Hi @pheeeling , danke für den Tipp! Allerdings braucht mein Kunde die Vertraulichkeitsbezeichnungen immer. Besonders im Hinblick auf neue Teams, die zur Projektarbeit mit Externen erstellt werden. Hier wäre es zu aufwändig, wenn jemand den Prozess verfolgen würde und dann jedes Mal die Vertraulichkeitsbezeichnung darauf anwenden müsste. Ich habe auch eine Lösung gefunden Azure-RMSDocs/clientv2-admin-guide-customizations.md at master · MicrosoftDocs/Azure-RMSDocs (github... - die funktioniert und in Outlook wird kein Label mehr per default angewendet. Aber jetzt lassen sich die Client Apps von Word, excel und PPT nicht mehr öffnen.... :\ Hast du hierzu auch eine Idee? :flushed:

Brass Contributor

Hi @Sophie_Bruehl 
Super mit der "Excempt Outlook Messages" Lösung. Ich glaube aber nicht, dass diese Einstellung irgendwie Probleme mit der Native App von Word, Excel, PPT etwas macht. Hast du AIP Client installiert oder versucht du dies via Standard Plugin zu lösen? Im Standard Plugin wird mandatory labeling nicht unterstützt. Du brauchst den AIP Client https://www.microsoft.com/en-gb/download/details.aspx?id=53018 Azure Information Protection_UL wenn du keine Preview Funktionen verwenden willst.
Vielleicht liegt es ja am Plugin, probiere es mal aus.

 

Gruss

Iron Contributor

Hi @pheeeling, vielen Dank für Deine Hilfe! :flushed:

 

Ich habe alles nochmal rückgängig gemacht und die Richtlinie von Neuem eingerichtet. Auch Office neu installiert^^ Seitdem funktionieren die Apps wieder.

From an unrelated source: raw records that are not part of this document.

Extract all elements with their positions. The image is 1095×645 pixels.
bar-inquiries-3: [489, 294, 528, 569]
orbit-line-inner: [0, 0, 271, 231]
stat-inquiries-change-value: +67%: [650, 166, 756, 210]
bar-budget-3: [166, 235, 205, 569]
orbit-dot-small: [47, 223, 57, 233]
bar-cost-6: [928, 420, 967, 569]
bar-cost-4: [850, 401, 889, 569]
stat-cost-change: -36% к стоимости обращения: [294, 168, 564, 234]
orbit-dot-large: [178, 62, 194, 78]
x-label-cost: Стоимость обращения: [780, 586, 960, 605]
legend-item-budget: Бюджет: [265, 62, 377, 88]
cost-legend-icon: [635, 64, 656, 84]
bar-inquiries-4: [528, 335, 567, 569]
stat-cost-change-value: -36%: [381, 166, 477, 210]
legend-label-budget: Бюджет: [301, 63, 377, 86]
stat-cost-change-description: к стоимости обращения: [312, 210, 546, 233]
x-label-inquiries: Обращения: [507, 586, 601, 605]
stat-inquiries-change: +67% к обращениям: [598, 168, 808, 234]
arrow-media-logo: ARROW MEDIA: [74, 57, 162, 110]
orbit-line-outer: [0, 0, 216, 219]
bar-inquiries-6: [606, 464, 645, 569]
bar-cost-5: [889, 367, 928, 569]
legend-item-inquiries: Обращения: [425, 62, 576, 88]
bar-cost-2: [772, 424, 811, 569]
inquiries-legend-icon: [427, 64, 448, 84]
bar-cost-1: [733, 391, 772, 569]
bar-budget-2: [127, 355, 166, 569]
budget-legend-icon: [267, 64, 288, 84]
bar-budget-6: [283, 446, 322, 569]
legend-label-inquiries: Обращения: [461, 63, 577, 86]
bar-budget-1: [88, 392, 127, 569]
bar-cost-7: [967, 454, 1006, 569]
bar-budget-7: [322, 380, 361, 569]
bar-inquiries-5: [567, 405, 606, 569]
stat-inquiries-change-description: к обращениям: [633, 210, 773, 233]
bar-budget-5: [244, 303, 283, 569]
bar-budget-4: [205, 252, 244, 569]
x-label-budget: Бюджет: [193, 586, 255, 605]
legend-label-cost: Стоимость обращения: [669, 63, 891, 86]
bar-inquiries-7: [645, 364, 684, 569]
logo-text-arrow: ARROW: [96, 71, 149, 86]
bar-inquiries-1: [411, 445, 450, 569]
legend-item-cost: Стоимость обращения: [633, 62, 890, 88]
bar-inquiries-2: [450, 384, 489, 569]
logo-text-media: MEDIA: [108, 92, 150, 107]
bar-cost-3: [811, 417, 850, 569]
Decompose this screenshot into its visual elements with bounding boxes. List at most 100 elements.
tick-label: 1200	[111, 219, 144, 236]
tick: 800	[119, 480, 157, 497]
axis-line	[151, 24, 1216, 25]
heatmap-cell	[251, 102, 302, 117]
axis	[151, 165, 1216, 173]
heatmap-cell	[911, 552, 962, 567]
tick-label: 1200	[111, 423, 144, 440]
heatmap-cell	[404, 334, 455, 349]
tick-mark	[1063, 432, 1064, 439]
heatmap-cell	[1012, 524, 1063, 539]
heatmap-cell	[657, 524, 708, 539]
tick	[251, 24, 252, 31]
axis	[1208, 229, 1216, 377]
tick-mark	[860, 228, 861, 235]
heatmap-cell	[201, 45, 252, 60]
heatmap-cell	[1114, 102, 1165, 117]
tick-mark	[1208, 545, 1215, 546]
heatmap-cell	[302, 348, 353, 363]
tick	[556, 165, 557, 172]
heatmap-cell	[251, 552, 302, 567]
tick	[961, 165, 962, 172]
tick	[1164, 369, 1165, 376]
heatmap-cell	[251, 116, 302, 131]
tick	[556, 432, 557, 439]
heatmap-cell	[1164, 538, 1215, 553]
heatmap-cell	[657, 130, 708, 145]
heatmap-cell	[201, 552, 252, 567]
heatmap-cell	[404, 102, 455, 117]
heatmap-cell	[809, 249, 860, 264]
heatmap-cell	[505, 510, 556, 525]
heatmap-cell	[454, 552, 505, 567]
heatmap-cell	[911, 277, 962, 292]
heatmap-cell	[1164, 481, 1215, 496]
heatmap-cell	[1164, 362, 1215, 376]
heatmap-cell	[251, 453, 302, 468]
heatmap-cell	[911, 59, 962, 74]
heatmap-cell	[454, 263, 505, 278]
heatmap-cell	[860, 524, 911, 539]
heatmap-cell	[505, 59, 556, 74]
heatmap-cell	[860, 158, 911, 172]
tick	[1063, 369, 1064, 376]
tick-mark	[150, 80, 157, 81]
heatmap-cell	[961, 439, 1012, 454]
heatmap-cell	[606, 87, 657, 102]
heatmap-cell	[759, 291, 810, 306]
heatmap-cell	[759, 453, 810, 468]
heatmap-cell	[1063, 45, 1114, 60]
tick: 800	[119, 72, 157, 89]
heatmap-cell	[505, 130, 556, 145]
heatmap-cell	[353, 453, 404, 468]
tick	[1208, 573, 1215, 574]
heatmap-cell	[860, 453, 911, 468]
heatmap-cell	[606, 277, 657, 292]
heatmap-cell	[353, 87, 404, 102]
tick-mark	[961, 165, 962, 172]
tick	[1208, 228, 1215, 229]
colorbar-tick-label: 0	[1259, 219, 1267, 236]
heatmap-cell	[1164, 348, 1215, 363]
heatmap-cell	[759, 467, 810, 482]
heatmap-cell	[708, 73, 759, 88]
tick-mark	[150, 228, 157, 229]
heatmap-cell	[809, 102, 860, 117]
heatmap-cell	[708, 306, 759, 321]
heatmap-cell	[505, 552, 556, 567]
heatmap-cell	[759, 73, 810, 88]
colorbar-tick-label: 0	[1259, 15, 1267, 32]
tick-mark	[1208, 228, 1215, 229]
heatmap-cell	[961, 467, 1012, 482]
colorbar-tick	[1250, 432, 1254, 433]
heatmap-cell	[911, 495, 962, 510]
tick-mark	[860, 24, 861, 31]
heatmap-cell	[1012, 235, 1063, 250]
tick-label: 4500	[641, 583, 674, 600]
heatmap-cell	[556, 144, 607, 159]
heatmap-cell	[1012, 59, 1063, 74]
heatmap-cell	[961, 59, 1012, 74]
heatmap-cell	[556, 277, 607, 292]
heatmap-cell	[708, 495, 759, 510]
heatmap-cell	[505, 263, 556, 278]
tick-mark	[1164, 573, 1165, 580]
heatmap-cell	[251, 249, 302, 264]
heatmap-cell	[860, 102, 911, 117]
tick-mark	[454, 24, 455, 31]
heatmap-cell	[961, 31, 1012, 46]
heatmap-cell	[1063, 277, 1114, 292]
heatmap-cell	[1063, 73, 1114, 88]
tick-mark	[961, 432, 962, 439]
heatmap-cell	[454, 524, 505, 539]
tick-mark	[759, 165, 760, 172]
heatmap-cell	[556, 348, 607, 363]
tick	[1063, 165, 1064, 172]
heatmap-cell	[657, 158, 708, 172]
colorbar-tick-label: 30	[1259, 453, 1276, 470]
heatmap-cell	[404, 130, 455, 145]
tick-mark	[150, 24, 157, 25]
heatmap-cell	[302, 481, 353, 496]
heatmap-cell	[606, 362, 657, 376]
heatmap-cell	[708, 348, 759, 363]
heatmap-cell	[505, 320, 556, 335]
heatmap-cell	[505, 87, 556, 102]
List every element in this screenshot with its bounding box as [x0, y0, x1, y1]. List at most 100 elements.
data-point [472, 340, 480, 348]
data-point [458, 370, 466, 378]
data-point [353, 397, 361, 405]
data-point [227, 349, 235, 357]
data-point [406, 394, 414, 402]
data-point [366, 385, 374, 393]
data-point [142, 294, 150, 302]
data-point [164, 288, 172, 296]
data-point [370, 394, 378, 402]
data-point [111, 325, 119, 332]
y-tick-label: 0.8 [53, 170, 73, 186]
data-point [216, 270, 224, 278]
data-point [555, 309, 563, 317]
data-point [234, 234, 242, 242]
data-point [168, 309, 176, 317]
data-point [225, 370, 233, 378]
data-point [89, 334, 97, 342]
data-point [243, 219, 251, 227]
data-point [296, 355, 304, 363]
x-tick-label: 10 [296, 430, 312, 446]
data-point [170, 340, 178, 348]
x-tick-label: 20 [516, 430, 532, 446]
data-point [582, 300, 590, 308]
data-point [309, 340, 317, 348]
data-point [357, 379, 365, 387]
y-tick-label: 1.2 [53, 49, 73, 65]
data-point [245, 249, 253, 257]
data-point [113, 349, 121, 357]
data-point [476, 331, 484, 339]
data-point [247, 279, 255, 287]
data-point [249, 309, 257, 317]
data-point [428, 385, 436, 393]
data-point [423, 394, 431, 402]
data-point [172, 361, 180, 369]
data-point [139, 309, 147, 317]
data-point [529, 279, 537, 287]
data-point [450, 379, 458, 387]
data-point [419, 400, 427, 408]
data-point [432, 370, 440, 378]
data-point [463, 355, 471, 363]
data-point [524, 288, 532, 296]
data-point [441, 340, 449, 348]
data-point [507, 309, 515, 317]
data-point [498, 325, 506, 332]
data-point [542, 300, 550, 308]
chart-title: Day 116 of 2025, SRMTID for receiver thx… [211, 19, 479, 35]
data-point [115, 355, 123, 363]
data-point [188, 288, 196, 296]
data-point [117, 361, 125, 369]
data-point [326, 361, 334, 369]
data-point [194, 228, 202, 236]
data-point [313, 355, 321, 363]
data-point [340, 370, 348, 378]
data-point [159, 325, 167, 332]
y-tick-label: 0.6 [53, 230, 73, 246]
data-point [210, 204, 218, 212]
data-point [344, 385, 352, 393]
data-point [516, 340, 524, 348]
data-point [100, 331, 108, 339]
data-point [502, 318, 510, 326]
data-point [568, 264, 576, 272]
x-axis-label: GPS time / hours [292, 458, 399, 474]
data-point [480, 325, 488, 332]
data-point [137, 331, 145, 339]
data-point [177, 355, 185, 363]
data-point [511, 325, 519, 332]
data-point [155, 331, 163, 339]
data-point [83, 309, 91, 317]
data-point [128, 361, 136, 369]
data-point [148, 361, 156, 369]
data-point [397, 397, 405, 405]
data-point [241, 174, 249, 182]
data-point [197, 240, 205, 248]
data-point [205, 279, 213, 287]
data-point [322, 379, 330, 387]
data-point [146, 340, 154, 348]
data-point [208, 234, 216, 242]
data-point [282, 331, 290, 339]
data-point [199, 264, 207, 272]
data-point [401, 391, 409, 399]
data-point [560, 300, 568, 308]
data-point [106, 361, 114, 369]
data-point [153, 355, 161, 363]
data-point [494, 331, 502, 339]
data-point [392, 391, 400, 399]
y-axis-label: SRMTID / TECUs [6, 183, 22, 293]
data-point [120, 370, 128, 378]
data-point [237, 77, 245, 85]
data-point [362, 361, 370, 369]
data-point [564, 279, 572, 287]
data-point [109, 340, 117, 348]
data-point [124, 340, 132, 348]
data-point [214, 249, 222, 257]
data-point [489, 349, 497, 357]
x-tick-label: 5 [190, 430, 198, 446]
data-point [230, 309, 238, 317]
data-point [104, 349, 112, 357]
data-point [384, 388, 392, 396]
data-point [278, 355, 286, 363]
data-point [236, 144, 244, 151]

Ich hatte den Client auch beim letzten Mal installiert und dieses Mal damit einen Tag gewartet. Die Richtlinie hat tatsächlich überall auch ohne Client gegriffen, aber das Power Shell Script nicht. 

Jetzt habe ich den Client installiert und ich konnte Outlook von dem Label befreien. Die Apps öffnen sich auch wieder. 

 

Vielen Dank nochmal für deine Unterstützung! 

Iron Contributor

Hi Zusammen, muss das leider wieder zurücknehmen. Nachdem ein Tag vergangen ist, werden die Apps wieder blockiert. Hat irgendjemand dasselbe Szenario bei sich angewendet und Erfahrung damit?